No matter how senior you are in your company, there are always factors that will affect your decision to move to another firm or sector – pandemic or not.

Two of the most prevalent factors that prevent a candidate from making a move are fear of change and fear of LIFO (last in, first out):

Fear of change

Moving to a new company or changing careers is an undeniably daunting process. You may not label this as a fear but be honest with yourself. It is what’s preventing you from leaving an unfulfilling position. This fear can be all-encompassing and paralysing.

The main fears when it comes to leaving a job are failure, taking a financial hit and loss of pride. If you’re switching to a new sector, you may have to take a lower position than you want to in order to get your foot in the door, plus you will have to deal with being new to the sector. Simply switching jobs is one of the most stressful things we experience in life. In your new company, you are going to have to gain the trust of your team or the board and prove you have what it takes to help the business succeed in the future.

It’s normal to be afraid, in fact in these circumstances it would be strange if you weren’t. However, you shouldn’t let these fears stop you from making a change which may improve your life – personally as well as professionally. A common refrain heard from those who have successfully switched careers is “I never second guessed my decision. I only wish I had done it sooner.”

Fear of LIFO

While it’s clear that COVID-19 has brought an added layer of uncertainty to the market, there are several firms showing their resilience and willingness to adapt to the “new normal”. Many firms throughout this situation have shown their commitment to the recruitment of critical hires and growth areas in their businesses. And there are positives aspects that companies can take advantage of - conducting interviews via telephone or online ensures no time is wasted and the candidate experience is upheld.

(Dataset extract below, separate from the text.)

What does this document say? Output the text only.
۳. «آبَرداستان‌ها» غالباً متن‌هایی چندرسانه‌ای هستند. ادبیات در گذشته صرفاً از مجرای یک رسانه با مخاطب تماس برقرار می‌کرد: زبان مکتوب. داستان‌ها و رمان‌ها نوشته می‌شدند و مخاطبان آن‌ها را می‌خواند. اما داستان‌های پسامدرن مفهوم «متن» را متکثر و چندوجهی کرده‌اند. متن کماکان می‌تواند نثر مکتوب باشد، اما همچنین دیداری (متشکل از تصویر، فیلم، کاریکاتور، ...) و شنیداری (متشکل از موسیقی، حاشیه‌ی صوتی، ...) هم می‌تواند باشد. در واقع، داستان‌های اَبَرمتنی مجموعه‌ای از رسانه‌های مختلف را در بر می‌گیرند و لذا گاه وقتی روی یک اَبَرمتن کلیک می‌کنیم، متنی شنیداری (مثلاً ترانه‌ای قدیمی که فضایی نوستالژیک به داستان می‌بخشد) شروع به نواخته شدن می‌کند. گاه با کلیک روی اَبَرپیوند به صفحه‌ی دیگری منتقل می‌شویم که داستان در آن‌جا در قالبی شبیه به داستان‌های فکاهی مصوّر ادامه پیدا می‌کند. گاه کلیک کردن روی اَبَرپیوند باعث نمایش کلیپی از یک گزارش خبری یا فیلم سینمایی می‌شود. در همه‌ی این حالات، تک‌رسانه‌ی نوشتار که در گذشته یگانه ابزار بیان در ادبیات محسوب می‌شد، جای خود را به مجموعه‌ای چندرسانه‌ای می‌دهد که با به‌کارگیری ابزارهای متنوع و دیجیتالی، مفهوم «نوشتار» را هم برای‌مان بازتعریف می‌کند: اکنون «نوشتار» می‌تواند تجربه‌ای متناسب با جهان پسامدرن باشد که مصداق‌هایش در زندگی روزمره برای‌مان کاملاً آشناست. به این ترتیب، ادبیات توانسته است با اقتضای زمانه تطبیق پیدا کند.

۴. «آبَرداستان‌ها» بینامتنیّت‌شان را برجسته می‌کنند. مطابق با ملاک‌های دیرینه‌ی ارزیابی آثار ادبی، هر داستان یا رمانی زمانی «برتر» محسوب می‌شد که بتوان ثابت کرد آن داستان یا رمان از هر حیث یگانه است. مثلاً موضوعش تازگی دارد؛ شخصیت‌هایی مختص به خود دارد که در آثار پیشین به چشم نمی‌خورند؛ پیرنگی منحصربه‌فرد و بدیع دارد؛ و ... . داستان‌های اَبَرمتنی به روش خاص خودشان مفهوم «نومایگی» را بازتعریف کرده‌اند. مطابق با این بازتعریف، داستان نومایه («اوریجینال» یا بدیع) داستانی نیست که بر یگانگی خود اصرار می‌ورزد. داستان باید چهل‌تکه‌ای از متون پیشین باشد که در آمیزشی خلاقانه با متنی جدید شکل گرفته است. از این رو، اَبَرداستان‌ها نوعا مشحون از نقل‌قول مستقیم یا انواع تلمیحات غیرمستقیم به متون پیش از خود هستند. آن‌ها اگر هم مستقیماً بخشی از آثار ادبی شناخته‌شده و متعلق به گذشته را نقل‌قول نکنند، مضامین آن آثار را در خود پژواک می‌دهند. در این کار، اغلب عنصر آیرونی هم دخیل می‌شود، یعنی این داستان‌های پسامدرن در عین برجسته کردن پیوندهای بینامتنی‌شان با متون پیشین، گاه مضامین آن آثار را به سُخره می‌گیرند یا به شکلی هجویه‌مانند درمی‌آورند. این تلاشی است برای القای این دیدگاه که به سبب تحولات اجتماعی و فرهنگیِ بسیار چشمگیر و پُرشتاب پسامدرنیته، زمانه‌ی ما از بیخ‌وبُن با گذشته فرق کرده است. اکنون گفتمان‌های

With the aid of advanced technology, firms have adjusted well to the new world of remote working. They have worked hard to ensure business can continue to operate as usual whilst still considering employee engagement and wellbeing.

The general candidate consensus is, it is much simpler and less stressful to prepare for and attend an interview virtually than it is to travel to and from a potential employers’ offices during working hours.

The bottom line is, any firm that is willing to recruit and interview during this time are serious about taking on new employees. All live roles in the market have been through a headcount and budget approval process by the firm’s key decision makers and HR – rest assured they would not be wasting any of their time, let alone yours, if they didn’t think the hire was needed and secure.